1/4 cup fresh squeezed lemon juice
1 teaspoon grated lemon peel
1/2 cup sugar
1 Tablespoon cornstarch
2/3 cup water
1 Tablespoon butter

Combine sugar and cornstarch in a small saucepan. Mix well. Add lemon zest, lemon juice and water. Bring to a boil and simmer for a couple of minutes until the sauce is thickened and clear. Remove from heat and add butter.

Saturday, April 19, 2008

Monday, April 7, 2008

Easy Personal Thin Crust Pizza

This is perfect for a snack, or for lunch or dinner when you have differing tastes. Everyone can add whatever they like.

Flour Tortillas, I use the largest size, but it would work equally well for a smaller size.

Lightly oil both sides of the tortilla, then lay it on your pizza pan.

Spoon some sauce on, not too much, just enough to lightly coat the tortilla.

Sprinkle on shredded Mozarella cheese, not too thickly.

Add any combination of your favorite toppings like pepperoni, cooked sausage, sauteed mushrooms, anchovies, peppers, bacon, tiny meatballs, ham, pineapple, etc.

Pop it into a 450 degree oven for 8-10 minutes (I bake mine in the middle rack of the oven) or until it is browning on the top. Check it a couple of times to make sure it is cooking the way you'd like.

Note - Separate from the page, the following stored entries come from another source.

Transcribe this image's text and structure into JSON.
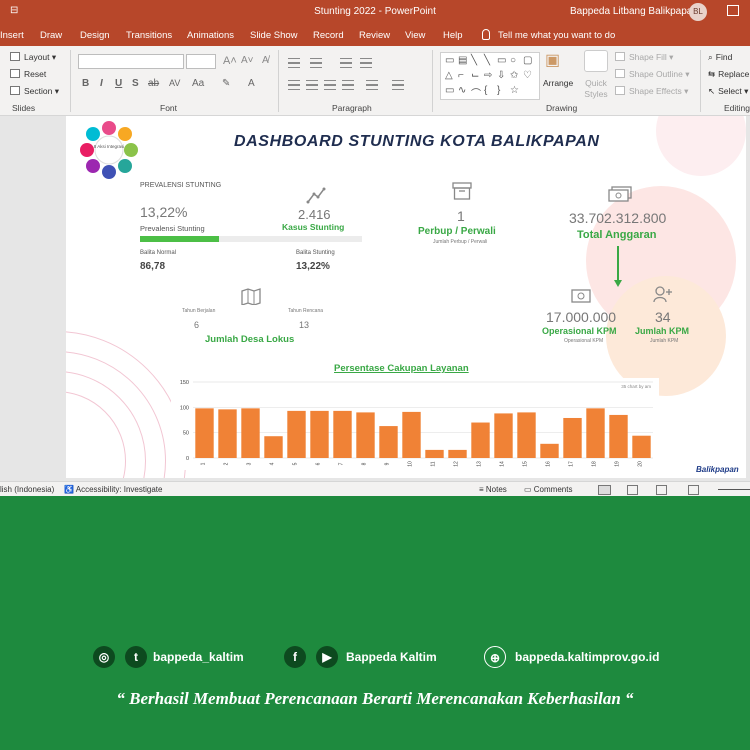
{
  "window": {
    "title": "Stunting 2022  -  PowerPoint",
    "user_name": "Bappeda Litbang Balikpapan",
    "user_initials": "BL"
  },
  "ribbon_tabs": [
    "Insert",
    "Draw",
    "Design",
    "Transitions",
    "Animations",
    "Slide Show",
    "Record",
    "Review",
    "View",
    "Help"
  ],
  "tell_me": "Tell me what you want to do",
  "ribbon": {
    "slides": {
      "layout": "Layout",
      "reset": "Reset",
      "section": "Section",
      "label": "Slides"
    },
    "font": {
      "label": "Font"
    },
    "paragraph": {
      "label": "Paragraph"
    },
    "drawing": {
      "arrange": "Arrange",
      "quick_styles": "Quick Styles",
      "shape_fill": "Shape Fill",
      "shape_outline": "Shape Outline",
      "shape_effects": "Shape Effects",
      "label": "Drawing"
    },
    "editing": {
      "find": "Find",
      "replace": "Replace",
      "select": "Select",
      "label": "Editing"
    }
  },
  "slide": {
    "title": "DASHBOARD STUNTING KOTA BALIKPAPAN",
    "logo_text": "8 Aksi Integrasi",
    "prevalensi": {
      "header": "PREVALENSI STUNTING",
      "value": "13,22%",
      "label": "Prevalensi Stunting",
      "progress": 0.1322
    },
    "kasus": {
      "value": "2.416",
      "label": "Kasus Stunting"
    },
    "balita_normal": {
      "label": "Balita Normal",
      "value": "86,78"
    },
    "balita_stunting": {
      "label": "Balita Stunting",
      "value": "13,22%"
    },
    "desa": {
      "label": "Jumlah Desa Lokus",
      "tahun_sebelum_label": "Tahun Berjalan",
      "tahun_sebelum_value": "6",
      "tahun_berikut_label": "Tahun Rencana",
      "tahun_berikut_value": "13"
    },
    "perbup": {
      "value": "1",
      "label": "Perbup / Perwali",
      "sub": "Jumlah Perbup / Perwali"
    },
    "anggaran": {
      "value": "33.702.312.800",
      "label": "Total Anggaran"
    },
    "operasional": {
      "value": "17.000.000",
      "label": "Operasional KPM",
      "sub": "Operasional KPM"
    },
    "kpm": {
      "value": "34",
      "label": "Jumlah KPM",
      "sub": "Jumlah KPM"
    },
    "chart_title": "Persentase Cakupan Layanan",
    "brand": "Balikpapan"
  },
  "chart_data": {
    "type": "bar",
    "categories": [
      "1",
      "2",
      "3",
      "4",
      "5",
      "6",
      "7",
      "8",
      "9",
      "10",
      "11",
      "12",
      "13",
      "14",
      "15",
      "16",
      "17",
      "18",
      "19",
      "20"
    ],
    "values": [
      98,
      96,
      98,
      43,
      93,
      93,
      93,
      90,
      63,
      91,
      16,
      16,
      70,
      88,
      90,
      28,
      79,
      98,
      85,
      44
    ],
    "ylim": [
      0,
      150
    ],
    "yticks": [
      "0",
      "25",
      "50",
      "75",
      "100",
      "125",
      "150"
    ],
    "annotation": "35 chart by am",
    "color": "#f08236"
  },
  "statusbar": {
    "language": "lish (Indonesia)",
    "accessibility": "Accessibility: Investigate",
    "notes": "Notes",
    "comments": "Comments"
  },
  "footer": {
    "handle": "bappeda_kaltim",
    "social_name": "Bappeda Kaltim",
    "website": "bappeda.kaltimprov.go.id",
    "motto": "“ Berhasil  Membuat Perencanaan Berarti Merencanakan Keberhasilan “"
  },
  "colors": {
    "accent": "#b7472a",
    "footer_green": "#1e8a3e",
    "label_green": "#39a845",
    "bar": "#f08236"
  }
}
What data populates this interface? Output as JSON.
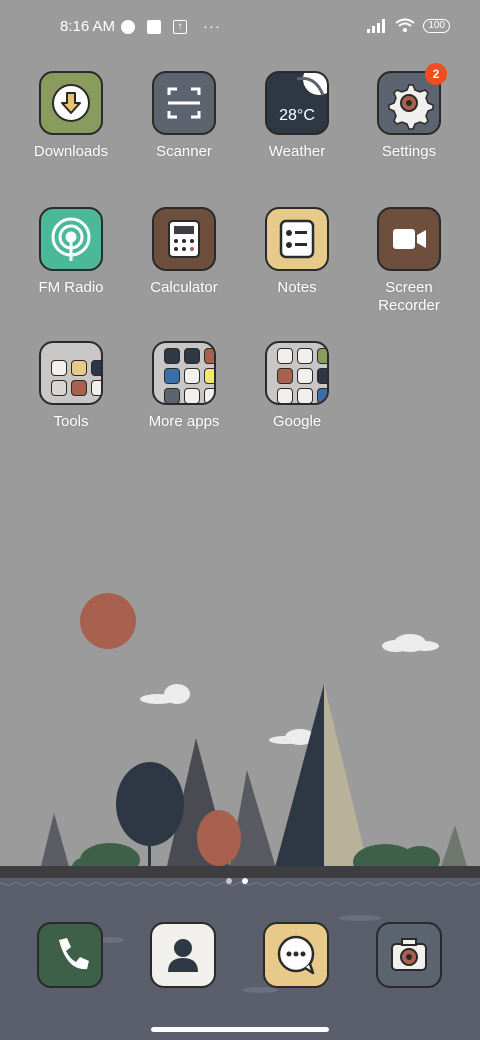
{
  "status_bar": {
    "time": "8:16 AM",
    "more": "···",
    "battery": "100"
  },
  "apps": [
    {
      "name": "Downloads",
      "icon": "download-icon"
    },
    {
      "name": "Scanner",
      "icon": "scanner-icon"
    },
    {
      "name": "Weather",
      "icon": "weather-icon",
      "temperature": "28°C"
    },
    {
      "name": "Settings",
      "icon": "gear-icon",
      "badge": "2"
    },
    {
      "name": "FM Radio",
      "icon": "radio-icon"
    },
    {
      "name": "Calculator",
      "icon": "calculator-icon"
    },
    {
      "name": "Notes",
      "icon": "notes-icon"
    },
    {
      "name": "Screen Recorder",
      "icon": "video-camera-icon"
    }
  ],
  "folders": [
    {
      "name": "Tools"
    },
    {
      "name": "More apps"
    },
    {
      "name": "Google"
    }
  ],
  "dock": [
    {
      "name": "phone",
      "icon": "phone-icon"
    },
    {
      "name": "contacts",
      "icon": "contacts-icon"
    },
    {
      "name": "messages",
      "icon": "messages-icon"
    },
    {
      "name": "camera",
      "icon": "camera-icon"
    }
  ],
  "page_indicator": {
    "pages": 2,
    "current": 2
  },
  "colors": {
    "background": "#9b9b9b",
    "badge": "#f24d1e",
    "ground": "#5a5f6b"
  }
}
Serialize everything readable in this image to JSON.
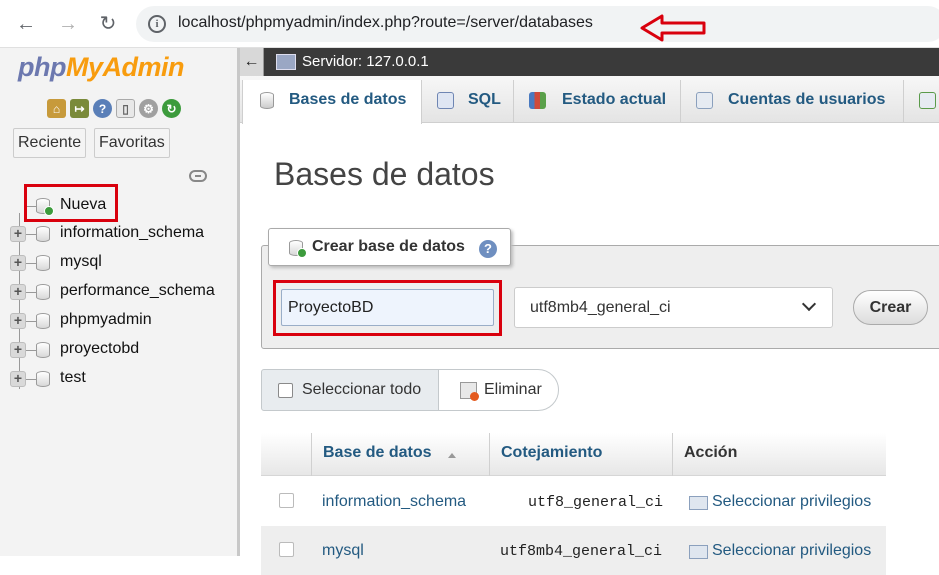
{
  "browser": {
    "url": "localhost/phpmyadmin/index.php?route=/server/databases",
    "back_icon": "arrow-left",
    "forward_icon": "arrow-right",
    "reload_icon": "reload",
    "info_icon": "info-circle"
  },
  "sidebar": {
    "logo_php": "php",
    "logo_myadmin": "MyAdmin",
    "quick_icons": [
      "home-icon",
      "logout-icon",
      "help-icon",
      "docs-icon",
      "settings-icon",
      "reload-icon"
    ],
    "tabs": [
      "Reciente",
      "Favoritas"
    ],
    "tree": [
      {
        "label": "Nueva",
        "kind": "new"
      },
      {
        "label": "information_schema",
        "kind": "db"
      },
      {
        "label": "mysql",
        "kind": "db"
      },
      {
        "label": "performance_schema",
        "kind": "db"
      },
      {
        "label": "phpmyadmin",
        "kind": "db"
      },
      {
        "label": "proyectobd",
        "kind": "db"
      },
      {
        "label": "test",
        "kind": "db"
      }
    ]
  },
  "server_bar": {
    "label": "Servidor: 127.0.0.1"
  },
  "menu": {
    "tabs": [
      {
        "label": "Bases de datos",
        "icon": "database-icon",
        "active": true
      },
      {
        "label": "SQL",
        "icon": "sql-icon",
        "active": false
      },
      {
        "label": "Estado actual",
        "icon": "status-icon",
        "active": false
      },
      {
        "label": "Cuentas de usuarios",
        "icon": "users-icon",
        "active": false
      }
    ]
  },
  "main": {
    "title": "Bases de datos",
    "create": {
      "legend": "Crear base de datos",
      "name_value": "ProyectoBD",
      "collation_value": "utf8mb4_general_ci",
      "button": "Crear"
    },
    "bulk": {
      "select_all": "Seleccionar todo",
      "delete": "Eliminar"
    },
    "table": {
      "headers": [
        "Base de datos",
        "Cotejamiento",
        "Acción"
      ],
      "rows": [
        {
          "name": "information_schema",
          "collation": "utf8_general_ci",
          "action": "Seleccionar privilegios"
        },
        {
          "name": "mysql",
          "collation": "utf8mb4_general_ci",
          "action": "Seleccionar privilegios"
        }
      ]
    }
  },
  "colors": {
    "annotation_red": "#d9000d",
    "link_blue": "#235a81",
    "logo_blue": "#6c78af",
    "logo_orange": "#f89c0e"
  }
}
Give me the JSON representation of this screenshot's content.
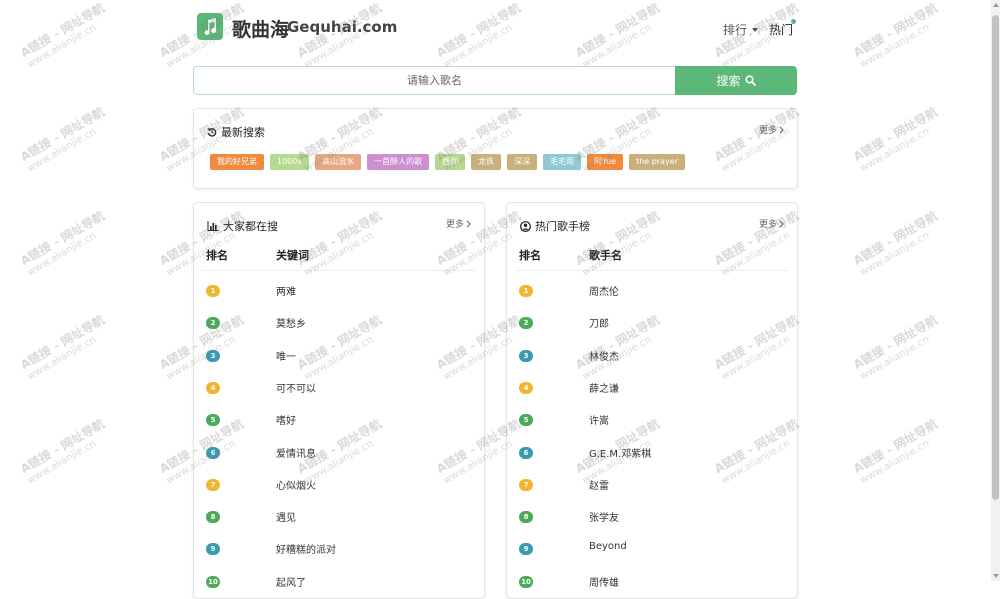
{
  "header": {
    "brand_cn": "歌曲海",
    "brand_en": "Gequhai.com",
    "nav_rank": "排行",
    "nav_hot": "热门"
  },
  "search": {
    "placeholder": "请输入歌名",
    "button_label": "搜索"
  },
  "recent": {
    "title": "最新搜索",
    "more": "更多",
    "tags": [
      {
        "label": "我的好兄弟",
        "color": "#f08a3e"
      },
      {
        "label": "1000x",
        "color": "#b5d98f"
      },
      {
        "label": "高山流水",
        "color": "#e4a882"
      },
      {
        "label": "一首醉人的歌",
        "color": "#cc8fd0"
      },
      {
        "label": "西湖",
        "color": "#b5d98f"
      },
      {
        "label": "龙族",
        "color": "#c9b07a"
      },
      {
        "label": "深深",
        "color": "#c9b07a"
      },
      {
        "label": "毛毛雨",
        "color": "#90c9d5"
      },
      {
        "label": "阿Yue",
        "color": "#f08a3e"
      },
      {
        "label": "the prayer",
        "color": "#c9b07a"
      }
    ]
  },
  "popular": {
    "title": "大家都在搜",
    "more": "更多",
    "col_rank": "排名",
    "col_keyword": "关键词",
    "rows": [
      {
        "rank": "1",
        "text": "两难"
      },
      {
        "rank": "2",
        "text": "莫愁乡"
      },
      {
        "rank": "3",
        "text": "唯一"
      },
      {
        "rank": "4",
        "text": "可不可以"
      },
      {
        "rank": "5",
        "text": "嗜好"
      },
      {
        "rank": "6",
        "text": "爱情讯息"
      },
      {
        "rank": "7",
        "text": "心似烟火"
      },
      {
        "rank": "8",
        "text": "遇见"
      },
      {
        "rank": "9",
        "text": "好糟糕的派对"
      },
      {
        "rank": "10",
        "text": "起风了"
      }
    ]
  },
  "singers": {
    "title": "热门歌手榜",
    "more": "更多",
    "col_rank": "排名",
    "col_name": "歌手名",
    "rows": [
      {
        "rank": "1",
        "text": "周杰伦"
      },
      {
        "rank": "2",
        "text": "刀郎"
      },
      {
        "rank": "3",
        "text": "林俊杰"
      },
      {
        "rank": "4",
        "text": "薛之谦"
      },
      {
        "rank": "5",
        "text": "许嵩"
      },
      {
        "rank": "6",
        "text": "G.E.M.邓紫棋"
      },
      {
        "rank": "7",
        "text": "赵雷"
      },
      {
        "rank": "8",
        "text": "张学友"
      },
      {
        "rank": "9",
        "text": "Beyond"
      },
      {
        "rank": "10",
        "text": "周传雄"
      }
    ]
  },
  "rank_colors": [
    "#f0b630",
    "#4caa5a",
    "#3a9ab0",
    "#f0b630",
    "#4caa5a",
    "#3a9ab0",
    "#f0b630",
    "#4caa5a",
    "#3a9ab0",
    "#4caa5a"
  ],
  "watermark": {
    "line1": "A链接 - 网址导航",
    "line2": "www.alianjie.cn"
  }
}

That's it, no muss, no fuss!

Sunday, April 6, 2008

Recipe for my dear daughter

Sausage, Peppers, Onions on Pasta

Serves 4-6

Ingredients:

One package of good quality Italian sausage (about a pound to a pound and a half
One Large Onion
3 Cloves Garlic
2 Green and/or red peppers
Extra Virgin Olive Oil
One Package of Pasta
Salt
Black Pepper
Red Pepper (as desired)
Fennel spice
Dried Oregano
Dried Basil
Fresh Parsley

Additions if desired: chopped dried tomatoes in oil, pine nuts slightly browned in the oven

Cook Pasta according to package directions, drain, toss with a little olive oil and hold on a large bowl covered

In a large pan, add olive oil to cover the bottom. Coarse chop onions and add to pan, sauteeing over medium heat, until translucent, add chopped garlic, saute until soft. Remove onions and garlic from pan. Coarse chop peppers and add to the pan. Add more oil if necessary. Saute until slightly browned. Remove from the pan, and add crumbled or sliced Italian sausage. Saute until browned, adding oil if necessary.

Remove from pan and combine with vegetables. Toss with fresh extra virgin olive oil, sprinkle salt, pepper, red pepper, oregano, basil and a pinch of fennel to taste. Add additional things if desired. Fresh chopped parsley adds a nice touch.

Serve at the table with Parmesan cheese.